Effect of flutamide on hepatic cytosolic methyltrienolone (R1881) binding kinetics and testosterone responsive hepatic drug and steroid metabolism in the adult male rat

Abstract

Flutamide was used to investigate the mechanism involved in androgen responsive hepatic microsomal drug and steroid metabolism. We compared the antiandrogenic action of flutamide on the prostate to its effect on testosterone responsive hepatic microsomal benzo[ a]pyrene hydroxylase (BPH) and testosterone reductase (TR) activities. Male Wistar rats, castrated as adults, were treated with 5 μmoles · kg −1 · day −1 of testosterone enanthate subcutaneously for 10 days. Co-administration of increasing doses of flutamide caused a dose-dependent reduction in prostate to body weight ratios and, in the same animals, caused significant alterations in adult male hepatic microsomal BPH and TR activities. These doses of flutamide did not affect the serum testosterone levels.

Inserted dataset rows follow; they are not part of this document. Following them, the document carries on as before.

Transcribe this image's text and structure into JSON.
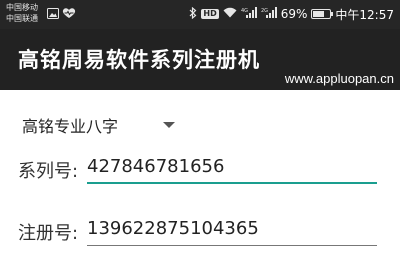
{
  "status_bar": {
    "carrier_line1": "中国移动",
    "carrier_line2": "中国联通",
    "signal_label_1": "4G",
    "signal_label_2": "2G",
    "battery_percent": "69%",
    "battery_level": 0.69,
    "clock": "中午12:57"
  },
  "app_bar": {
    "title": "高铭周易软件系列注册机",
    "watermark": "www.appluopan.cn"
  },
  "form": {
    "product_spinner": {
      "selected": "高铭专业八字"
    },
    "serial": {
      "label": "系列号:",
      "value": "427846781656"
    },
    "registration": {
      "label": "注册号:",
      "value": "139622875104365"
    }
  },
  "colors": {
    "accent": "#1a9e8f",
    "app_bar": "#222222",
    "status_bar": "#262626"
  }
}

To test the possibility that the action of flutamide on androgen responsive hepatic microsomal drug and steroid metabolism may be similar to that occurring in the prostate, a tissue which contains an androgen receptor, we also studied the effect of flutamide on the binding kinetics of the high affinity hepatic cytosolic [ 3H]R1881 binding protein in vivo. Scatchard analysis of [Su3H]R1881 binding data revealed a reduction in the binding capacity of the hepatic cytosolic androgen binding protein in castrated animals treated with a combination of flutamide and testosterone enanthate at doses capable of maximally altering hepatic microsomal drug and steroid metabolism. No alteration in binding affinity occurred in this treatment group. However, a decreased binding affinity was found when flutamide alone was given. The binding kinetics of the hepatic cytosolic androgen binding protein were not altered in the castrated adult male with or without testosterone treatment. When flutamide was injected daily into the intact adult female rat, no effect was observed on either hepatic microsomal BPH or TR activities. Taken together, these data indicate that flutamide reduces hepatic cytosolic R1881 binding in the adult male rat, and this may explain some of the effects of this antiandrogen on testosterone-sensitive hepatic microsomal drug and steroid metabolism.